22 April 2013 16:37 [Source: ICIS news]
LONDON (ICIS)--Poland's PKN Orlen enjoyed excellent petrochemical margins throughout the first quarter of this year, along with strong petrochemical volumes and no major disruptions to production, an investment bank said on Monday.
“Petchems may have contributed well over zloty (Zl) 400m [$127.4m, €97.1m], saving the day for PKN Orlen as, without petchems, it may have just broken even at the LIFO EBIT [last in, first out earnings before interest and tax] level,” Robert Rethy, an analyst at WOOD & Company, said in a note to investors.
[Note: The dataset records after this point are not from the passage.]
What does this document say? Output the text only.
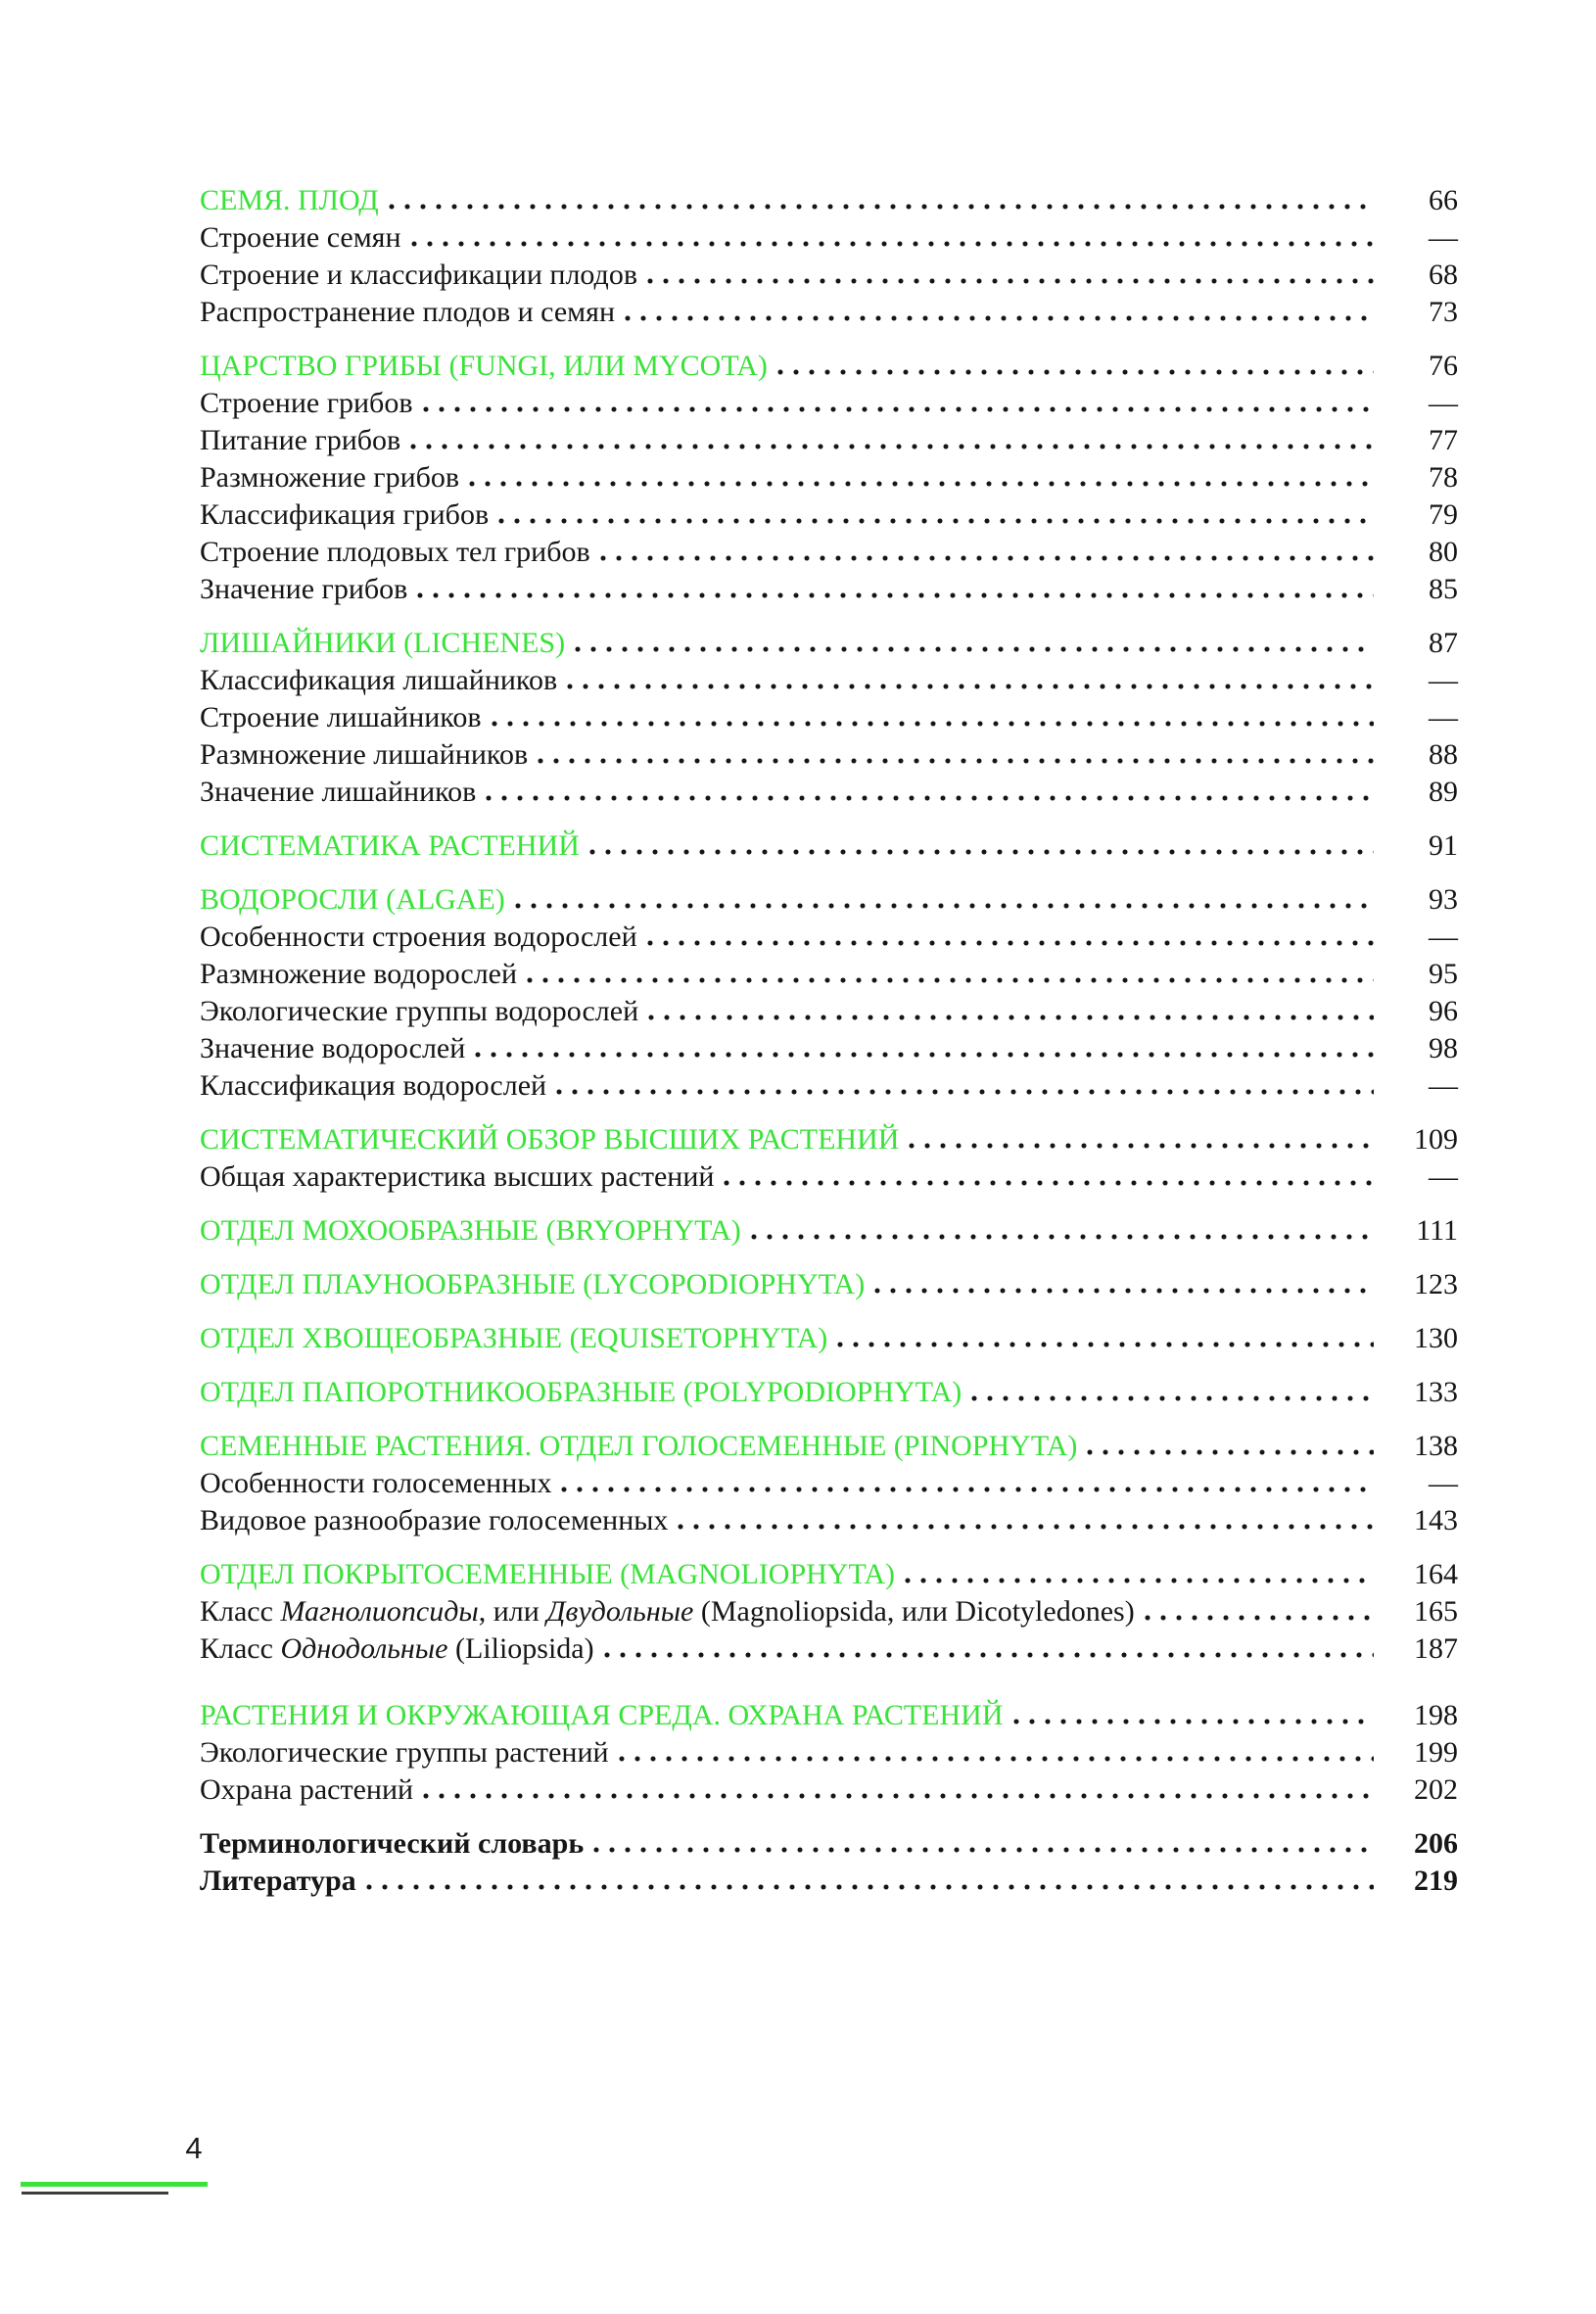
СЕМЯ. ПЛОД	66
Строение семян	—
Строение и классификации плодов	68
Распространение плодов и семян	73
ЦАРСТВО ГРИБЫ (FUNGI, ИЛИ MYCOTA)	76
Строение грибов	—
Питание грибов	77
Размножение грибов	78
Классификация грибов	79
Строение плодовых тел грибов	80
Значение грибов	85
ЛИШАЙНИКИ (LICHENES)	87
Классификация лишайников	—
Строение лишайников	—
Размножение лишайников	88
Значение лишайников	89
СИСТЕМАТИКА РАСТЕНИЙ	91
ВОДОРОСЛИ (ALGAE)	93
Особенности строения водорослей	—
Размножение водорослей	95
Экологические группы водорослей	96
Значение водорослей	98
Классификация водорослей	—
СИСТЕМАТИЧЕСКИЙ ОБЗОР ВЫСШИХ РАСТЕНИЙ	109
Общая характеристика высших растений	—
ОТДЕЛ МОХООБРАЗНЫЕ (BRYOPHYTA)	111
ОТДЕЛ ПЛАУНООБРАЗНЫЕ (LYCOPODIOPHYTA)	123
ОТДЕЛ ХВОЩЕОБРАЗНЫЕ (EQUISETOPHYTA)	130
ОТДЕЛ ПАПОРОТНИКООБРАЗНЫЕ (POLYPODIOPHYTA)	133
СЕМЕННЫЕ РАСТЕНИЯ. ОТДЕЛ ГОЛОСЕМЕННЫЕ (PINOPHYTA)	138
Особенности голосеменных	—
Видовое разнообразие голосеменных	143
ОТДЕЛ ПОКРЫТОСЕМЕННЫЕ (MAGNOLIOPHYTA)	164
Класс Магнолиопсиды, или Двудольные (Magnoliopsida, или Dicotyledones)	165
Класс Однодольные (Liliopsida)	187
РАСТЕНИЯ И ОКРУЖАЮЩАЯ СРЕДА. ОХРАНА РАСТЕНИЙ	198
Экологические группы растений	199
Охрана растений	202
Терминологический словарь	206
Литература	219
4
The superb run of margins Orlen saw during January to March, up materially year on year and flat quarter on quarter, helped compensate for refinery margins failing to pick up and have made it possible “for Orlen to be in the black during the quarter”.
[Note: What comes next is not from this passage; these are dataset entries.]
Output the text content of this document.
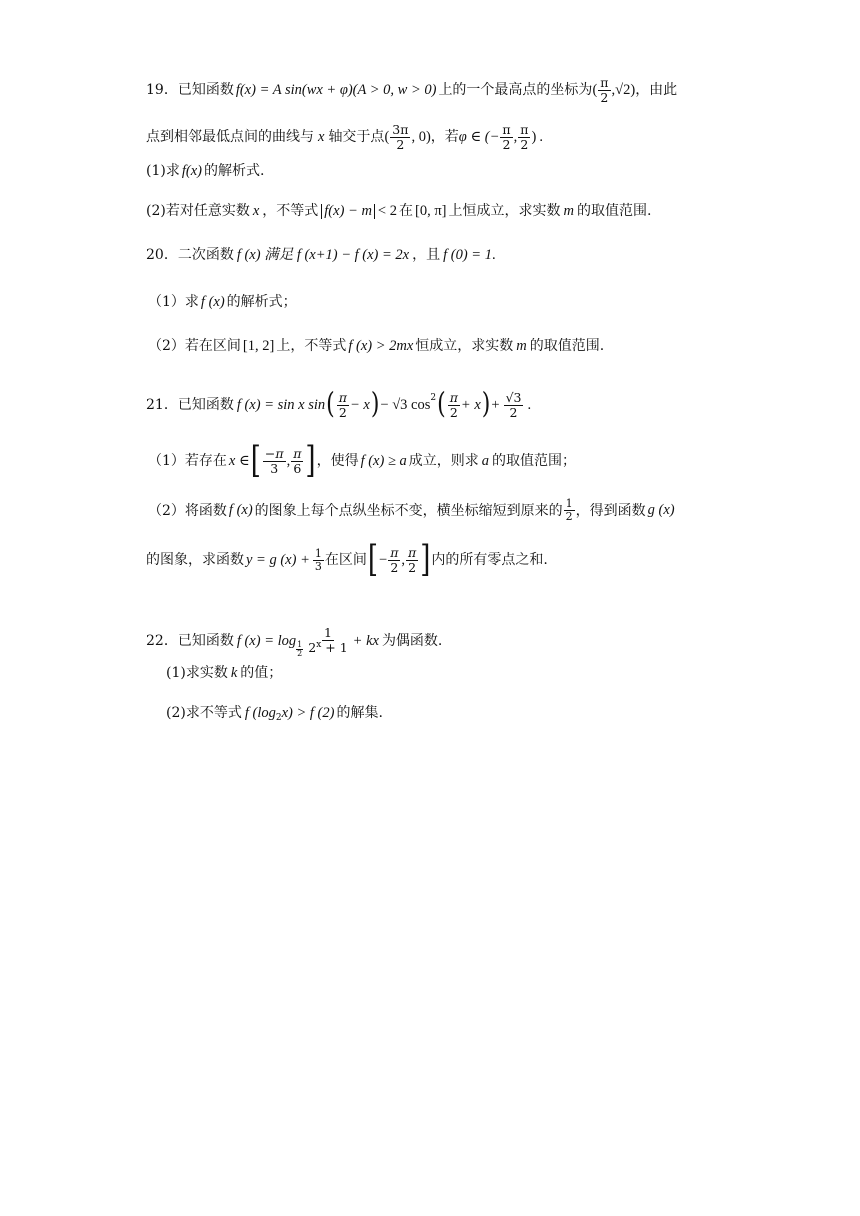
19． 已知函数 f(x) = A sin(wx + φ)(A > 0, w > 0) 上的一个最高点的坐标为 ( $\frac{\pi}{2}$ , √2 ) ，由此
点到相邻最低点间的曲线与 x 轴交于点 ( $\frac{3\pi}{2}$ , 0) ，若 φ ∈ (− $\frac{\pi}{2}$ , $\frac{\pi}{2}$ ) .
(1)求 f(x) 的解析式.
(2)若对任意实数 x ，不等式 f(x) − m < 2 在 [0, π] 上恒成立，求实数 m 的取值范围.
20． 二次函数 f (x) 满足 f (x+1) − f (x) = 2x ，且 f (0) = 1 .
（1）求 f (x) 的解析式；
（2）若在区间 [1, 2] 上，不等式 f (x) > 2mx 恒成立，求实数 m 的取值范围.
21． 已知函数 f (x) = sin x sin ( $\frac{\pi}{2} - x$ ) − √3 cos 2 ( $\frac{\pi}{2} + x$ ) + $\frac{√3}{2}$ .
（1）若存在 x ∈ [ $\frac{-\pi}{3}$ , $\frac{\pi}{6}$ ] ，使得 f (x) ≥ a 成立，则求 a 的取值范围；
（2）将函数 f (x) 的图象上每个点纵坐标不变，横坐标缩短到原来的 $\frac{1}{2}$ ，得到函数 g (x)
的图象，求函数 y = g $(x) + \frac{1}{3}$ 在区间 [ − $\frac{\pi}{2}$ , $\frac{\pi}{2}$ ] 内的所有零点之和.
22． 已知函数 f $(x) = \log \frac{1}{2} \frac{1}{2^x + 1}$ + kx 为偶函数.
(1)求实数 k 的值；
(2)求不等式 f (log 2 x) > f (2) 的解集.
“Unfortunately, the outlook is hardly bullish, at this early stage, for the second quarter of 2013, with oil prices down materially, refinery margins failing to pick up yet – and, hence, down year on year – and petchem margins ripe for a correction in a weaker demand environment,” he added.
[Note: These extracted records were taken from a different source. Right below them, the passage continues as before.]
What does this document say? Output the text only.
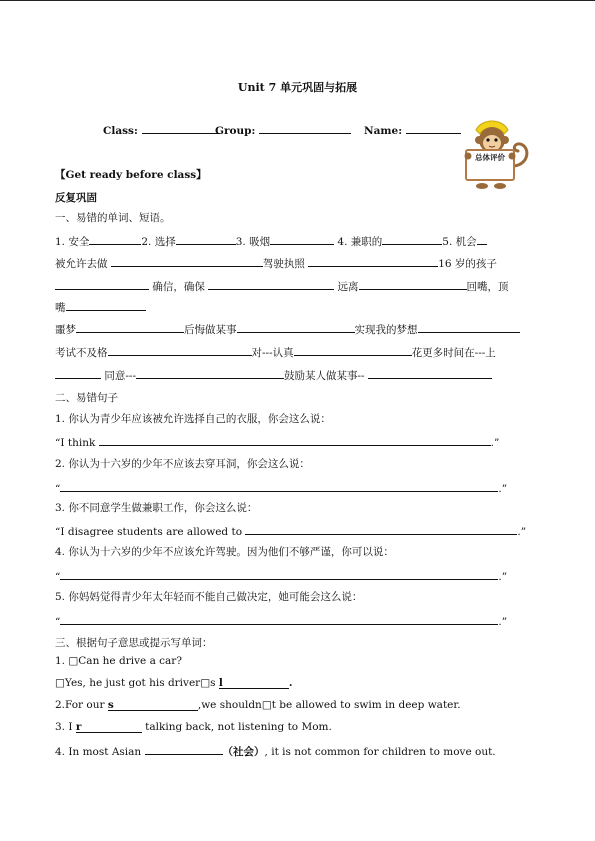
Unit 7 单元巩固与拓展
Class:	Group:	Name:
总体评价
【Get ready before class】
反复巩固
一、易错的单词、短语。
1. 安全	2. 选择	3. 吸烟	4. 兼职的	5. 机会
被允许去做	驾驶执照	16 岁的孩子
确信，确保	远离	回嘴，顶
嘴
噩梦	后悔做某事	实现我的梦想
考试不及格	对---认真	花更多时间在---上
同意---	鼓励某人做某事--
二、易错句子
1. 你认为青少年应该被允许选择自己的衣服，你会这么说：
“I think	.”
2. 你认为十六岁的少年不应该去穿耳洞，你会这么说：
“	.”
3. 你不同意学生做兼职工作，你会这么说：
“I disagree students are allowed to	.”
4. 你认为十六岁的少年不应该允许驾驶。因为他们不够严谨，你可以说：
“	.”
5. 你妈妈觉得青少年太年轻而不能自己做决定，她可能会这么说：
“	.”
三、根据句子意思或提示写单词：
1. □Can he drive a car?
□Yes, he just got his driver□s l	.
2.For our s	,we shouldn□t be allowed to swim in deep water.
3. I r	talking back, not listening to Mom.
4. In most Asian	（社会）, it is not common for children to move out.
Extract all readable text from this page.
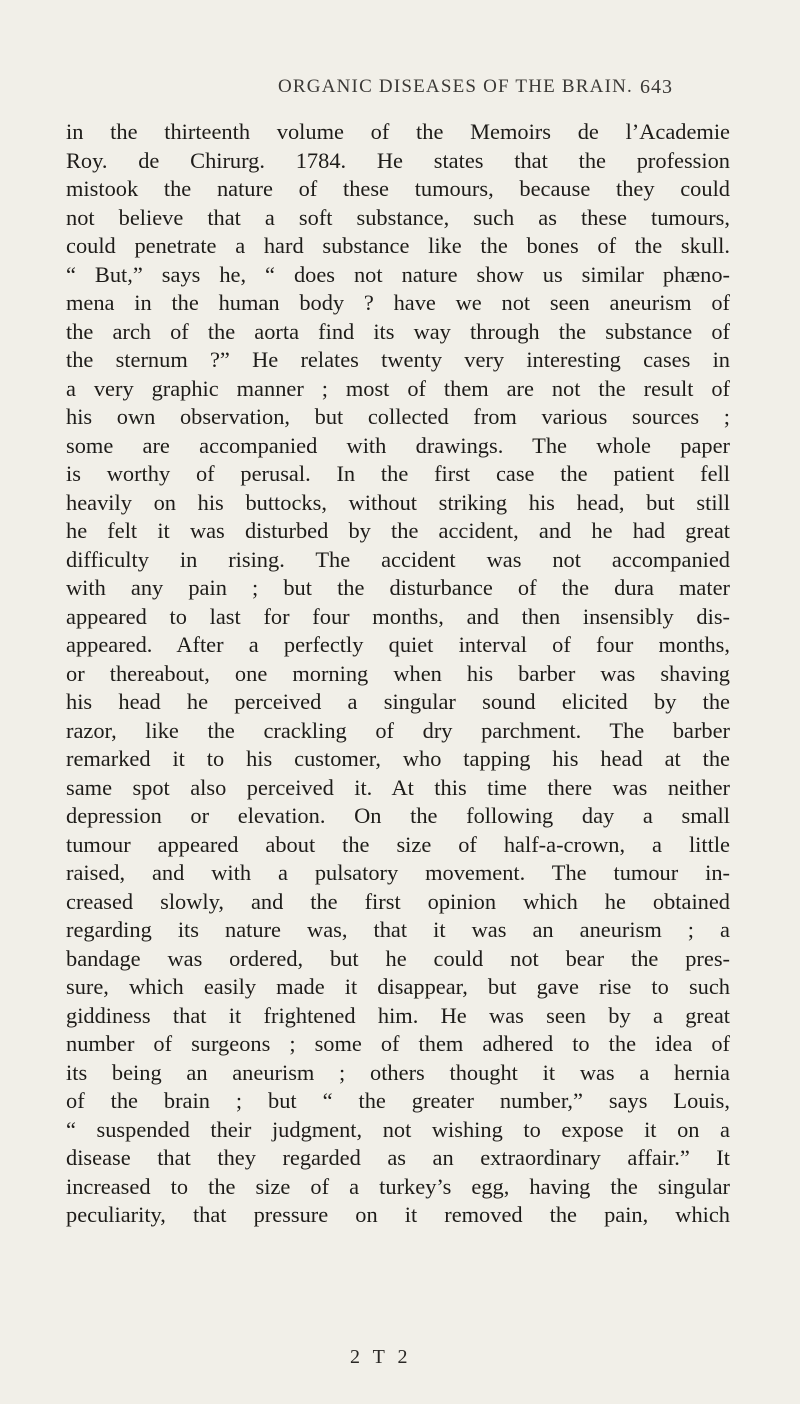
ORGANIC DISEASES OF THE BRAIN. 643
in the thirteenth volume of the Memoirs de l’Academie
Roy. de Chirurg. 1784. He states that the profession
mistook the nature of these tumours, because they could
not believe that a soft substance, such as these tumours,
could penetrate a hard substance like the bones of the skull.
“ But,” says he, “ does not nature show us similar phæno-
mena in the human body ? have we not seen aneurism of
the arch of the aorta find its way through the substance of
the sternum ?” He relates twenty very interesting cases in
a very graphic manner ; most of them are not the result of
his own observation, but collected from various sources ;
some are accompanied with drawings. The whole paper
is worthy of perusal. In the first case the patient fell
heavily on his buttocks, without striking his head, but still
he felt it was disturbed by the accident, and he had great
difficulty in rising. The accident was not accompanied
with any pain ; but the disturbance of the dura mater
appeared to last for four months, and then insensibly dis-
appeared. After a perfectly quiet interval of four months,
or thereabout, one morning when his barber was shaving
his head he perceived a singular sound elicited by the
razor, like the crackling of dry parchment. The barber
remarked it to his customer, who tapping his head at the
same spot also perceived it. At this time there was neither
depression or elevation. On the following day a small
tumour appeared about the size of half-a-crown, a little
raised, and with a pulsatory movement. The tumour in-
creased slowly, and the first opinion which he obtained
regarding its nature was, that it was an aneurism ; a
bandage was ordered, but he could not bear the pres-
sure, which easily made it disappear, but gave rise to such
giddiness that it frightened him. He was seen by a great
number of surgeons ; some of them adhered to the idea of
its being an aneurism ; others thought it was a hernia
of the brain ; but “ the greater number,” says Louis,
“ suspended their judgment, not wishing to expose it on a
disease that they regarded as an extraordinary affair.” It
increased to the size of a turkey’s egg, having the singular
peculiarity, that pressure on it removed the pain, which
2 T 2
Orlen's model petrochemical margin was €744/tonne in January, €709/tonne in February and €752/tonne in March.
The figures for these three months in 2012 were €529/tonne €607/tonne and €700/tonne, respectively.
WOOD & Company predicted Orlen – set to report its results on 25 April – would record a first-quarter net profit of 172m, EBIT of Zl 469m and LIFO EBIT of Zl 500m.
The figures achieved for the same quarter of 2012 were Zl 1.3bn, Zl 939m and Zl 201m, respectively.